The fee rate should be as low as possible (to incentivize pegzone usage), but high enough to cover the cost of capital required for security. One mechanism to accomplish this would be an automatic fee adjustment analogous to the one used on the Cosmos Hub to control staking rewards. This would fix a minimum collateralization ratio for the pegzone, and increase the fee rate to incentivize staking as the collateralization ratio declines towards the minimum.

Phase 2 mechanism design

In the second phase, we plan to add a Sapling-style multi-asset shielded pool to the pegzone itself and implement shielded staking. Shielded staking will provide delegator privacy, not validator privacy. Each validator will have a publicly-visible stake weight, but unlike on the Cosmos Hub, the identities of their delegators and the distribution of delegators to each validator will be protected. Validators can be pseudonymous, if there is market demand for pseudonymous validators no strong identity is required. The shielding design follows straightforwardly from the SZEC/DZEC design, which ensures that all DZEC staked with the same validator is fungible.

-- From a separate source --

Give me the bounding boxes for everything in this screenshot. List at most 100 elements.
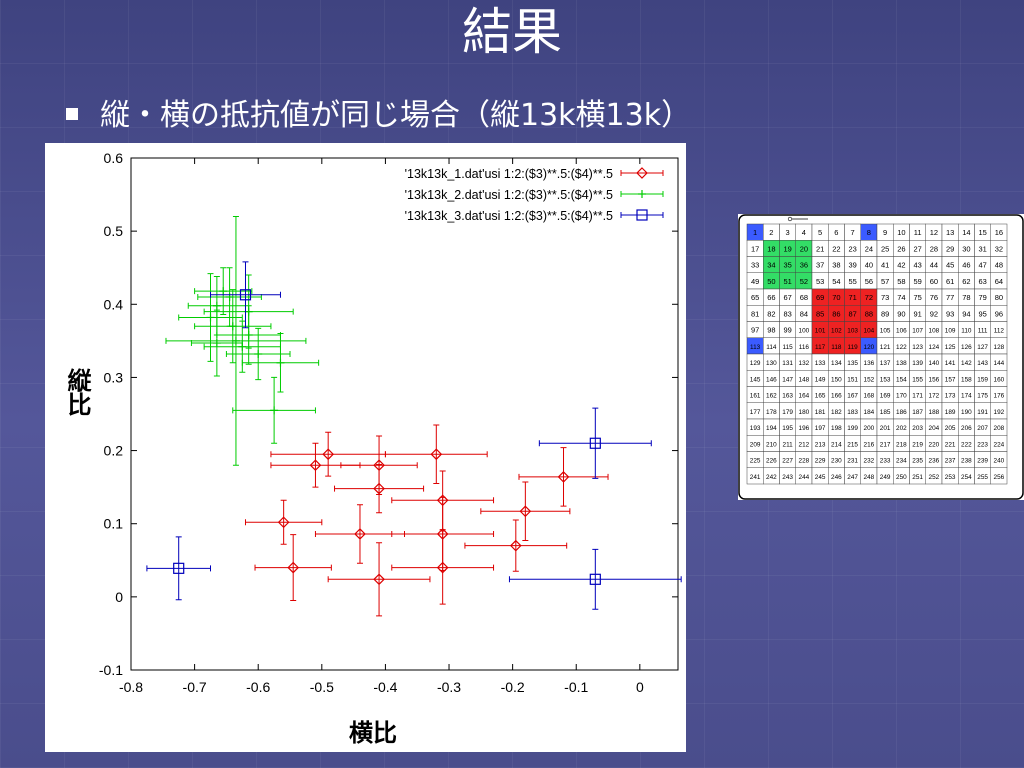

The pegzone has a main multi-asset shielded pool for SZEC and any other IBC assets moved into the shielded zone, as well as a single-asset shielded delegation pool for each validator's DZEC. Delegation transactions move SZEC from the main shielded pool into the validator's delegation pool, escrowing the portion of the delegated funds that will be slashed in case of validator misbehavior. A user can undelegate their funds by moving funds back to the main shielded pool. The unbonding period of the Cosmos Hub can be replicated by requiring a long settlement period for this transaction. Slashing is implemented by burning all of the escrowed portion of the delegated funds, allowing users to withdraw the rest.